Quantum computers promise breakthroughs in chemistry, communication and materials. In principle, such a computer could solve in a few hours what today’s fastest supercomputers would need millions of years for.
The crucial ingredient is entanglement – a quantum connection that makes particles behave as a single whole, no matter how far apart they are. Quantum computers work only because they exploit this entanglement and make their particles cooperate as one system.
“There are many ways to build such a machine. Most approaches use trapped atoms or ions, which can entangle particles more directly – but they are slow and difficult to scale,” says Peter Lodahl, Professor and Group Leader of the Quantum Photonics Group at the Niels Bohr Institute, University of Copenhagen, and founder and Chief Quantum Officer at Sparrow Quantum ApS.
A new study in Nature Communications shows how a fusion method for photonic quantum computers can overcome this barrier.
Photons are fast, easy to guide in optical circuits and ideal for sending information over long distances – but they do not interact in a stable or predictable way, which makes it difficult to entangle them. At the University of Copenhagen, it took a cross-disciplinary team – from nanofabrication to quantum optics – to make it work in practice.
“We use a single electron spin in the quantum dot to control the emitted photons. The first photon is sent through a fibre loop so that it can meet the next one when both reach a beamsplitter,” Lodahl explains. “In this way, we fuse the entanglement between the electron’s quantum states – its magnetic spin – across time.”
Even more striking, the team showed that this process keeps information alive longer than the spin’s natural memory. As Lodahl puts it: “You can think of it as a kind of quantum memory – information is stored in the light for a moment and then transferred back into the spin. The information is essentially teleported into the new spin state, so it continues beyond the original particle.”

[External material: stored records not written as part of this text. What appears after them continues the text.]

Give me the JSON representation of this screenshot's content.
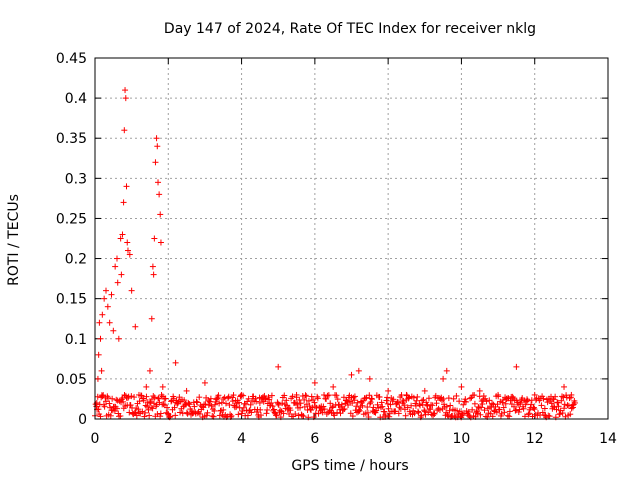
{
  "chart_data": {
    "type": "scatter",
    "title": "Day 147 of 2024, Rate Of TEC Index for receiver nklg",
    "xlabel": "GPS time / hours",
    "ylabel": "ROTI / TECUs",
    "xlim": [
      0,
      14
    ],
    "ylim": [
      0,
      0.45
    ],
    "grid": true,
    "marker": "+",
    "color": "#ff0000",
    "x_ticks": [
      0,
      2,
      4,
      6,
      8,
      10,
      12,
      14
    ],
    "x_tick_labels": [
      "0",
      "2",
      "4",
      "6",
      "8",
      "10",
      "12",
      "14"
    ],
    "y_ticks": [
      0,
      0.05,
      0.1,
      0.15,
      0.2,
      0.25,
      0.3,
      0.35,
      0.4,
      0.45
    ],
    "y_tick_labels": [
      "0",
      "0.05",
      "0.1",
      "0.15",
      "0.2",
      "0.25",
      "0.3",
      "0.35",
      "0.4",
      "0.45"
    ],
    "series": [
      {
        "name": "ROTI",
        "points": [
          [
            0.05,
            0.02
          ],
          [
            0.08,
            0.05
          ],
          [
            0.1,
            0.08
          ],
          [
            0.12,
            0.12
          ],
          [
            0.15,
            0.1
          ],
          [
            0.18,
            0.06
          ],
          [
            0.2,
            0.13
          ],
          [
            0.25,
            0.15
          ],
          [
            0.3,
            0.16
          ],
          [
            0.35,
            0.14
          ],
          [
            0.4,
            0.12
          ],
          [
            0.45,
            0.155
          ],
          [
            0.5,
            0.11
          ],
          [
            0.55,
            0.19
          ],
          [
            0.6,
            0.2
          ],
          [
            0.62,
            0.17
          ],
          [
            0.65,
            0.1
          ],
          [
            0.7,
            0.225
          ],
          [
            0.72,
            0.18
          ],
          [
            0.75,
            0.23
          ],
          [
            0.78,
            0.27
          ],
          [
            0.8,
            0.36
          ],
          [
            0.82,
            0.41
          ],
          [
            0.84,
            0.4
          ],
          [
            0.86,
            0.29
          ],
          [
            0.88,
            0.22
          ],
          [
            0.9,
            0.21
          ],
          [
            0.95,
            0.205
          ],
          [
            1.0,
            0.16
          ],
          [
            1.1,
            0.115
          ],
          [
            1.2,
            0.03
          ],
          [
            1.4,
            0.04
          ],
          [
            1.5,
            0.06
          ],
          [
            1.55,
            0.125
          ],
          [
            1.58,
            0.19
          ],
          [
            1.6,
            0.18
          ],
          [
            1.62,
            0.225
          ],
          [
            1.65,
            0.32
          ],
          [
            1.68,
            0.35
          ],
          [
            1.7,
            0.34
          ],
          [
            1.72,
            0.295
          ],
          [
            1.75,
            0.28
          ],
          [
            1.78,
            0.255
          ],
          [
            1.8,
            0.22
          ],
          [
            1.85,
            0.04
          ],
          [
            2.2,
            0.07
          ],
          [
            2.5,
            0.035
          ],
          [
            3.0,
            0.045
          ],
          [
            3.5,
            0.025
          ],
          [
            4.0,
            0.03
          ],
          [
            4.5,
            0.02
          ],
          [
            5.0,
            0.065
          ],
          [
            5.5,
            0.03
          ],
          [
            6.0,
            0.045
          ],
          [
            6.5,
            0.04
          ],
          [
            7.0,
            0.055
          ],
          [
            7.2,
            0.06
          ],
          [
            7.5,
            0.05
          ],
          [
            8.0,
            0.035
          ],
          [
            8.5,
            0.03
          ],
          [
            9.0,
            0.035
          ],
          [
            9.5,
            0.05
          ],
          [
            9.6,
            0.06
          ],
          [
            10.0,
            0.04
          ],
          [
            10.5,
            0.035
          ],
          [
            11.0,
            0.03
          ],
          [
            11.5,
            0.065
          ],
          [
            12.0,
            0.03
          ],
          [
            12.5,
            0.025
          ],
          [
            12.8,
            0.04
          ],
          [
            13.0,
            0.03
          ],
          [
            13.1,
            0.02
          ]
        ],
        "baseline_band": {
          "x_range": [
            0,
            13.1
          ],
          "typical_max": 0.03,
          "typical_min": 0.002
        }
      }
    ]
  }
}
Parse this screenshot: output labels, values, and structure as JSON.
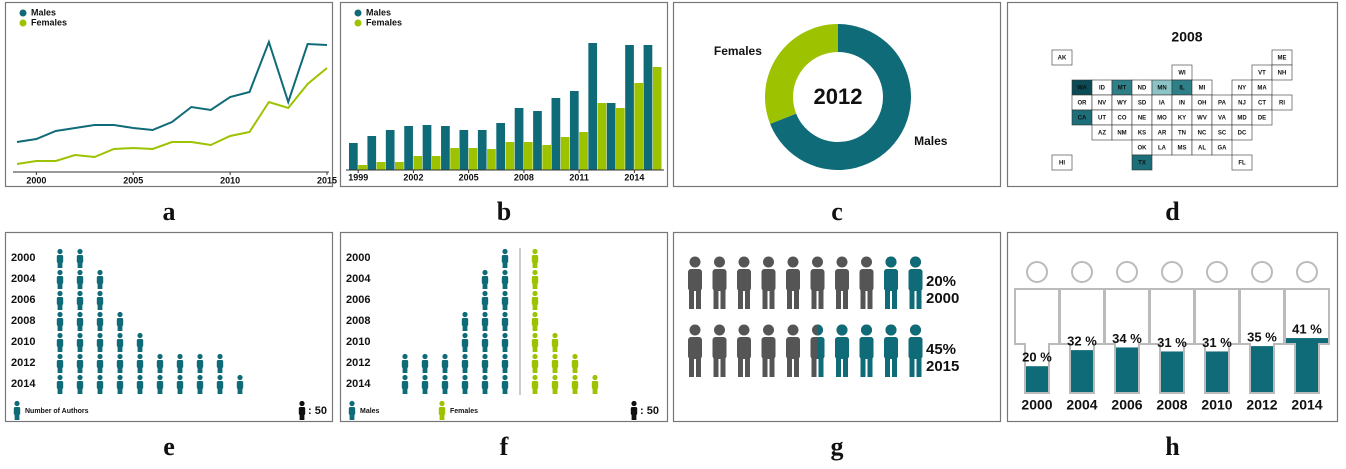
{
  "chart_data": [
    {
      "type": "line",
      "panel_label": "a",
      "x": [
        1999,
        2000,
        2001,
        2002,
        2003,
        2004,
        2005,
        2006,
        2007,
        2008,
        2009,
        2010,
        2011,
        2012,
        2013,
        2014,
        2015
      ],
      "xlim": [
        1999,
        2015
      ],
      "xticks": [
        2000,
        2005,
        2010,
        2015
      ],
      "ylim": [
        0,
        140
      ],
      "series": [
        {
          "name": "Males",
          "color": "#0f6b78",
          "values": [
            30,
            33,
            41,
            44,
            47,
            47,
            44,
            42,
            50,
            65,
            62,
            75,
            80,
            130,
            70,
            128,
            127
          ]
        },
        {
          "name": "Females",
          "color": "#9cc200",
          "values": [
            8,
            11,
            11,
            17,
            15,
            23,
            24,
            23,
            30,
            30,
            27,
            36,
            40,
            70,
            64,
            88,
            104
          ]
        }
      ]
    },
    {
      "type": "bar",
      "panel_label": "b",
      "x": [
        1999,
        2000,
        2001,
        2002,
        2003,
        2004,
        2005,
        2006,
        2007,
        2008,
        2009,
        2010,
        2011,
        2012,
        2013,
        2014,
        2015
      ],
      "xlim": [
        1998.5,
        2015.5
      ],
      "xticks": [
        1999,
        2002,
        2005,
        2008,
        2011,
        2014
      ],
      "ylim": [
        0,
        140
      ],
      "series": [
        {
          "name": "Males",
          "color": "#0f6b78",
          "values": [
            27,
            34,
            40,
            44,
            45,
            44,
            40,
            40,
            47,
            62,
            59,
            72,
            79,
            127,
            67,
            125,
            125
          ]
        },
        {
          "name": "Females",
          "color": "#9cc200",
          "values": [
            5,
            8,
            8,
            14,
            14,
            22,
            22,
            21,
            28,
            28,
            25,
            33,
            38,
            67,
            62,
            87,
            103
          ]
        }
      ]
    },
    {
      "type": "donut",
      "panel_label": "c",
      "center_label": "2012",
      "categories": [
        "Males",
        "Females"
      ],
      "values": [
        69,
        31
      ],
      "colors": [
        "#0f6b78",
        "#9cc200"
      ]
    },
    {
      "type": "map",
      "panel_label": "d",
      "title": "2008",
      "states": [
        "AK",
        "ME",
        "WI",
        "VT",
        "NH",
        "WA",
        "ID",
        "MT",
        "ND",
        "MN",
        "IL",
        "MI",
        "NY",
        "MA",
        "OR",
        "NV",
        "WY",
        "SD",
        "IA",
        "IN",
        "OH",
        "PA",
        "NJ",
        "CT",
        "RI",
        "CA",
        "UT",
        "CO",
        "NE",
        "MO",
        "KY",
        "WV",
        "VA",
        "MD",
        "DE",
        "AZ",
        "NM",
        "KS",
        "AR",
        "TN",
        "NC",
        "SC",
        "DC",
        "OK",
        "LA",
        "MS",
        "AL",
        "GA",
        "HI",
        "TX",
        "FL"
      ],
      "values": [
        0,
        0,
        0,
        0,
        0,
        4,
        0,
        2,
        0,
        1,
        2,
        0,
        0,
        0,
        0,
        0,
        0,
        0,
        0,
        0,
        0,
        0,
        0,
        0,
        0,
        3,
        0,
        0,
        0,
        0,
        0,
        0,
        0,
        0,
        0,
        0,
        0,
        0,
        0,
        0,
        0,
        0,
        0,
        0,
        0,
        0,
        0,
        0,
        0,
        3,
        0
      ],
      "colors": [
        "#ffffff",
        "#8cc3c6",
        "#2e8088",
        "#1c6f78",
        "#0b4b55"
      ]
    },
    {
      "type": "pictogram",
      "panel_label": "e",
      "legend": "Number of Authors",
      "color": "#0f6b78",
      "categories": [
        "2000",
        "2004",
        "2006",
        "2008",
        "2010",
        "2012",
        "2014"
      ],
      "values": [
        100,
        150,
        150,
        200,
        250,
        450,
        500
      ],
      "unit": {
        "value": 50,
        "label": ": 50"
      }
    },
    {
      "type": "pyramid",
      "panel_label": "f",
      "categories": [
        "2000",
        "2004",
        "2006",
        "2008",
        "2010",
        "2012",
        "2014"
      ],
      "series": [
        {
          "name": "Males",
          "color": "#0f6b78",
          "values": [
            50,
            100,
            100,
            150,
            150,
            300,
            300
          ]
        },
        {
          "name": "Females",
          "color": "#9cc200",
          "values": [
            50,
            50,
            50,
            50,
            100,
            150,
            200
          ]
        }
      ],
      "unit": {
        "value": 50,
        "label": ": 50"
      }
    },
    {
      "type": "iconarray",
      "panel_label": "g",
      "categories": [
        "2000",
        "2015"
      ],
      "values": [
        20,
        45
      ],
      "value_labels": [
        "20%",
        "45%"
      ],
      "colors": [
        "#555555",
        "#0f6b78"
      ]
    },
    {
      "type": "iconbar",
      "panel_label": "h",
      "color": "#0f6b78",
      "ylim": [
        0,
        100
      ],
      "categories": [
        "2000",
        "2004",
        "2006",
        "2008",
        "2010",
        "2012",
        "2014"
      ],
      "values": [
        20,
        32,
        34,
        31,
        31,
        35,
        41
      ],
      "value_labels": [
        "20 %",
        "32 %",
        "34 %",
        "31 %",
        "31 %",
        "35 %",
        "41 %"
      ]
    }
  ]
}
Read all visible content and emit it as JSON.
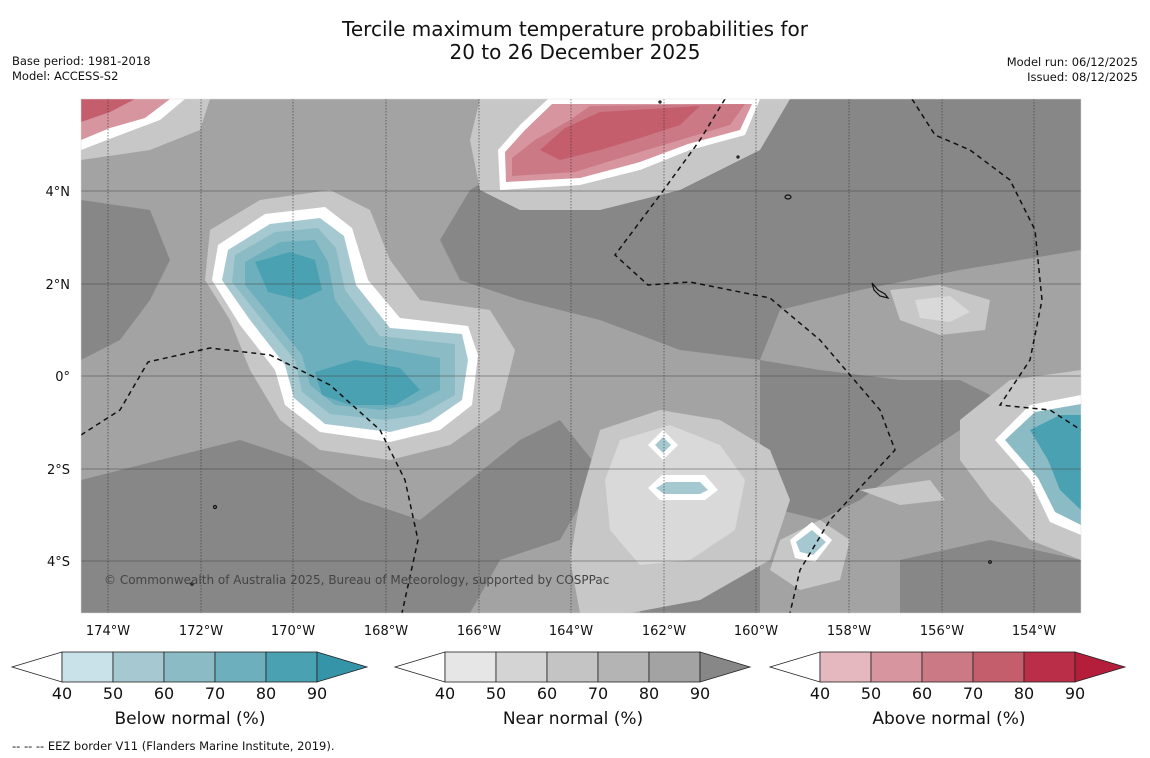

Large quantum networks can be built using just one light source. In today’s all-optical approaches, thousands of separate photon sources may be needed to scale up. “Here,” Lodahl emphasises, “we can achieve the same with a single quantum dot that we simply reuse again and again.”
Quantum computers only work if their particles act as a team. But in photonics, where the players are photons, that is a nightmare. Photons are hard to control: when they meet, they sometimes become entangled and sometimes not – a probabilistic, random process governed by the laws of quantum mechanics.
“That makes it extremely difficult to get two of them to do anything together reliably – and these two-particle gates are the basic building blocks of quantum computers,” says Peter Lodahl.
Because of this, the researchers had to rethink the entire architecture of photonic quantum computing. A promising alternative is fusion-based photonic quantum computing. Instead of trying to realise deterministic two-qubit photonic gates, small entangled clusters of photons are created and then fused into larger networks.
The problem? In most laboratories, creating these initial entangled states is still probabilistic – like rolling dice each time. Sometimes it works, often it does not. “It is a bit like building a house of cards where each new card only sticks one time out of ten,” Lodahl explains.
That makes scaling painfully slow. As the Copenhagen team points out, “the real challenge is to generate these first resource states reliably. Relying entirely on probabilistic sources greatly increases the amount of hardware required, and it quickly becomes unmanageable.” Researchers around the world have spent years trying to overcome this bottleneck – and this breakthrough shows a new way forward.
The breakthrough comes from using quantum light sources – emitters – tiny devices such as semiconductor quantum dots that can emit entangled photons on demand. No dice rolls, no maybes: every time you press the button, you get the pair you need.
Until now, researchers have only been able to entangle photons created at the same time. But that would require juggling many light sources at once – a task that quickly turns into a technical circus.
This study shows a new path: temporal fusion. Instead of using many emitters, the same one is reused again and again, fusing photons created at different moments. The result is an unusual form of time-separated entanglement – a way of stitching light together across moments – that makes scaling far simpler.
As Peter Lodahl puts it: “This brings theory into practice. Reliable light sources and temporal fusion together may be the crucial ingredients for building truly large-scale photonic quantum technologies.”
He also notes that the result builds on many years of teamwork – from constructing the experimental set-up to refining the protocols.